A website that passes a professional buyer's first audit: certifications and capabilities up front, real process and equipment detail, and an RFQ intake that captures the drawing and routes it to an estimator. It connects to your CRM so an inquiry becomes a tracked relationship, not a lost email. For deeper buyer self-service you can extend it later into a customer portal or B2B Shopify store.

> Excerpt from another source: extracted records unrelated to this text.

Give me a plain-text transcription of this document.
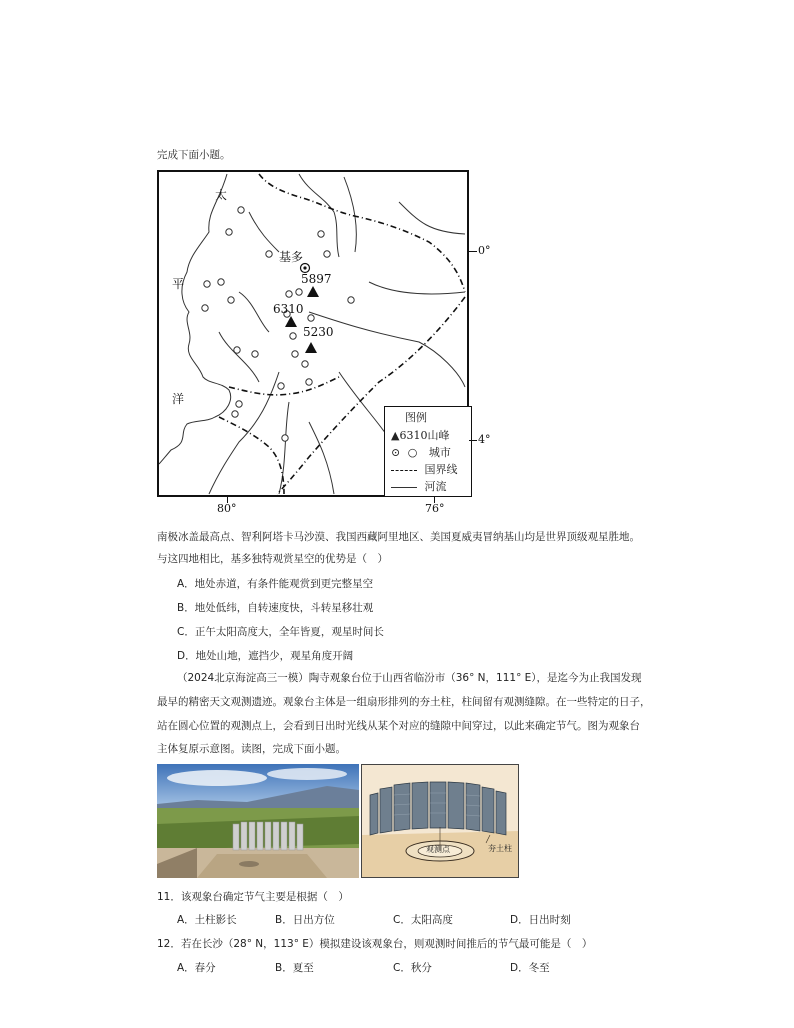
完成下面小题。
太
平
洋
基多
5897
6310
5230
图例
▲6310山峰
⊙ ○ 城市
国界线
河流
0°
4°
80°	76°
南极冰盖最高点、智利阿塔卡马沙漠、我国西藏阿里地区、美国夏威夷冒纳基山均是世界顶级观星胜地。
与这四地相比，基多独特观赏星空的优势是（　）
A．地处赤道，有条件能观赏到更完整星空
B．地处低纬，自转速度快，斗转星移壮观
C．正午太阳高度大，全年皆夏，观星时间长
D．地处山地，遮挡少，观星角度开阔
（2024北京海淀高三一模）陶寺观象台位于山西省临汾市（36° N，111° E），是迄今为止我国发现
最早的精密天文观测遗迹。观象台主体是一组扇形排列的夯土柱，柱间留有观测缝隙。在一些特定的日子，
站在圆心位置的观测点上，会看到日出时光线从某个对应的缝隙中间穿过，以此来确定节气。图为观象台
主体复原示意图。读图，完成下面小题。
观测点	夯土柱
11．该观象台确定节气主要是根据（　）
A．土柱影长	B．日出方位	C．太阳高度	D．日出时刻
12．若在长沙（28° N，113° E）模拟建设该观象台，则观测时间推后的节气最可能是（　）
A．春分	B．夏至	C．秋分	D．冬至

How to choose a developer in Wichita

Pick a team that asks who your buyers are and what they need to qualify you, not one that opens with color palettes. A good Wichita partner understands that for a regulated supplier the website is a sales-qualification tool, and they will design the capability pages and RFQ flow before the homepage hero. Polish without substance loses you the RFQ.

The benefits
  • Certifications and capabilities presented clearly so buyers can qualify you in one visit
  • RFQ intake with CAD file upload that routes to the right estimator and loses nothing
  • Capability detail (materials, tolerances, processes, equipment) that professional buyers need
  • A credible, plain-spoken presence that matches your reputation for reliability
  • Fast, accessible pages that load on a shop-floor connection and an OEM buyer's locked-down browser
The trade-offs
  • More upfront cost than a $20-a-month template
  • You need real content (capabilities, photos, certs), which takes internal effort to gather
  • A custom site needs occasional maintenance and updates
  • If you genuinely never get vetted online, a simple site may suffice
Red flags when hiring (and what to ask instead)
  • !They lead with design polish and ignore RFQ intake
  • !No plan for CAD file upload or estimator routing
  • !They cannot explain why certs belong above the fold for B2B
  • !They reuse a generic template and call it custom
  • !No integration with your CRM

Most Wichita teams pricing website end up comparing notes on hr, accounting, business intelligence dashboards too; the systems share one data spine.

Rohan Malhotra · Enterprise Software Consultant

Rohan advises mid-market and enterprise teams on ERP, CRM and custom software, and has led delivery on dozens of business-software builds.

Writes for Digital Heroes, shipping business software for 2,000+ brands across 55+ countries since 2017.

FAQ

Frequently asked questions

Why not just use Wix or Squarespace?

They produce a fine brochure but cannot present capabilities, certifications, and a real RFQ intake the way a professional buyer needs to qualify a Wichita supplier. The RFQ forms in particular cannot handle CAD uploads or route to an estimator.

What should be on a supplier site above the fold?

Your certifications, core capabilities, and a clear path to request a quote. A Tier-1 buyer is vetting you, and burying your AS9100 status three clicks deep costs you the inquiry.

Can the RFQ form handle drawings?

Yes. A custom RFQ intake accepts CAD and document uploads, captures the part number and quantity, and routes the request to the right estimator instead of dumping it in a generic inbox.